«Dans la politique française, cet absent est la figure du roi, dont je pense fondamentalement que le peuple français n'a pas voulu la mort (…). Nous sommes en juillet 2015 et Emmanuel Macron, qui n’est pas encore président de la République, fait le buzz au sein de la roycosphère avec cette déclaration inattendue. Sa personnalité divise déjà les monarchistes. Quatre ans plus tard, quelle relation entretient réellement Emmanuel Macron avec les royalistes et les prétendants au trône de France ?
«Macron, c’est ma p*te ». Cheveux longs, Sacré-Cœur cousu sur son gilet jaune, « emblème des membres de l'Armée catholique et royale de Vendée, opposée aux troupes républicaines envoyées par la Convention nationale lors des guerres de Vendée» précise alors dans son édition France Soir, un jeune royaliste va connaître une certaine gloire dans les médias et sur les réseaux sociaux. Ses déclarations en janvier dernier résument à elles-seules toute l’animosité de la mouvance monarchique à l’égard d’un « pur produit de la Finance » et que ses opposants comparent curieusement à Louis XVI. On est alors en plein cœur d’importantes manifestations anti-gouvernementales (Gilets jaunes) parmi lesquels se trouvent les monarchistes qui brandissent des drapeaux fleudelysés. De l’Action française (AF) à la Nouvelle royaliste (NAR) en passant par les Légitimistes, tous se sont réunis, chacun à leur manière, dans la rue ou dans leurs organes de presse respectifs, afin de protester contre les réformes entreprises par le gouvernement. On est désormais bien loin des supputations d’Europe 1 qui évoquait un « Emmanuel Macron dévoilant ses tendance royalistes (…), qui semble un brin nostalgique de la monarchie ». Et de royalisme chez l’ancien ministre de l’économie il en avait été question pour le magazine « Les Inrockuptibles » qui n’avait pas hésité à poser cette question dès octobre 2017 : « Que pensent les royalistes du jupitérien Macron ?». A regarder de plus près, tout semblait indiquer la proximité de l’énarque avec les royalistes. Fraîchement élu, le nouveau président de la République souhaitait-il réellement réaliser ce que le général de Gaulle avait un temps caressé comme idée dans les années soixante avec le comte de Paris, la restauration de la monarchie ? Bien des royalistes l’ont pensé ou fantasmé à ce moment-là. Les liens de son épouse Brigitte avec certains milieux légitimistes ou son admiration pour le vicomte Philippe de Villiers comme le note le magazine Le Point, son nouveau monsieur patrimoine et ancien membre de la NAR, l’animateur Stéphane Bern, des conseillers issus de la mouvance monarchiste à ses côtés (dont un qui va s’impliquer dans le dossier néo-calédonien), voir un ministre, ont été autant d’indicateurs d’un Emmanuel Macron se voulant proche des milieux royalistes.

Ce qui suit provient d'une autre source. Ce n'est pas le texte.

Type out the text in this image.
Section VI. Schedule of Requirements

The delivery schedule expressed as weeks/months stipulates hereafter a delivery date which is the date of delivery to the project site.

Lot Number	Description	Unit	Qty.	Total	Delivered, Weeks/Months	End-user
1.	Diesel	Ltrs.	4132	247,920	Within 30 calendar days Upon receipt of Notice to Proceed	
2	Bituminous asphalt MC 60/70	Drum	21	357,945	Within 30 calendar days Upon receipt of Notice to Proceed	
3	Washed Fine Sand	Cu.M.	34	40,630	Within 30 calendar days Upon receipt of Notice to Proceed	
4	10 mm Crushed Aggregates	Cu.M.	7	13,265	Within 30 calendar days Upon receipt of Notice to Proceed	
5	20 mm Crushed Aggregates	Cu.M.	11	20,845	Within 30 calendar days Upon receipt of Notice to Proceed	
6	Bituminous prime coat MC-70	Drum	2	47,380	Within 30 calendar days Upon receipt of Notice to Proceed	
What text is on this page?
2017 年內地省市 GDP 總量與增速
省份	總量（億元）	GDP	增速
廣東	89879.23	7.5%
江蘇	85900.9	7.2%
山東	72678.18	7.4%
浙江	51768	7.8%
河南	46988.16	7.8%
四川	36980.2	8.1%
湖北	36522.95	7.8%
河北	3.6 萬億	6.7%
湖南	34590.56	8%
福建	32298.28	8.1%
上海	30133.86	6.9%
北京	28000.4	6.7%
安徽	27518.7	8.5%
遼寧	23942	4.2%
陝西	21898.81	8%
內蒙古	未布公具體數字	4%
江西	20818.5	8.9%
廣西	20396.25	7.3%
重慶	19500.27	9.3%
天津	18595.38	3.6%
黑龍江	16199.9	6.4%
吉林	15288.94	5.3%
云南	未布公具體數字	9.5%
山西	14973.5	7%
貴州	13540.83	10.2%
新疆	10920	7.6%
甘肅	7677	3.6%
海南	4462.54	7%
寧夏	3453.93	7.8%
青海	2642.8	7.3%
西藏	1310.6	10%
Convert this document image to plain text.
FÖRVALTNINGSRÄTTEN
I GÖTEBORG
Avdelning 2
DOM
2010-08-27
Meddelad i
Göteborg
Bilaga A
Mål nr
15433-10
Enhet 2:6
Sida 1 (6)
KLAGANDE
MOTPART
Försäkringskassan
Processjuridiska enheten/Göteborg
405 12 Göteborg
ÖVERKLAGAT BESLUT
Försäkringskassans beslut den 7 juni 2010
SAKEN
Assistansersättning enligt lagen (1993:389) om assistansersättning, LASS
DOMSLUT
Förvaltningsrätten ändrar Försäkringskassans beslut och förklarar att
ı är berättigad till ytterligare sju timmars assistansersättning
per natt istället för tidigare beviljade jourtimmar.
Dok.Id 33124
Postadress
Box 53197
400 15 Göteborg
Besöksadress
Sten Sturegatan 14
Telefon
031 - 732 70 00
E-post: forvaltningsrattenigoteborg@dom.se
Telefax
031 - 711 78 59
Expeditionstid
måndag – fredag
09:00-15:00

« Le fait qu'Emmanuel Macron choisisse des personnes compétentes et intéressées par le sujet comme Stéphane Bern montre qu'il n'a pas une hostilité envers les royalistes » affirmait, alors presque enthousiaste, Christophe Paillard, délégué régional Île-de-France d'Alliance royale (AR). Il séduit même une partie des monarchistes par l’utilisation à outrance du symbole royal tel que celle du château de Versailles pour recevoir présidents étrangers ou y réunir le parlement, un hommage appuyé à Jeanne d’Arc ou encore plus discrets, ceux rendus aux rois de France à la basilique Saint-Denis durant sa campagne présidentielle. « L'avantage du roi est de permettre l'unité. Le roi n'étant n'est ni à droite, ni à gauche, il est en quelque sorte au-dessus de la mêlée. C'est précisément la posture qu'Emmanuel Macron semble vouloir adopter » n’hésite pas à déclarer au magazine «Les Inrockuptibles », François Rouvillois. Avec entre 14 et 17% de français favorables à ce que « la fonction de Chef de l’Etat en France, comme dans d’autres pays européens, soit assumée un jour par un Roi « (BVA), il est certain que le président de la république a juste compris quelle force cet électorat, pourtant mal jugé ou objet d'ironies, pouvait représenter en jouant sur leur fibre nationaliste.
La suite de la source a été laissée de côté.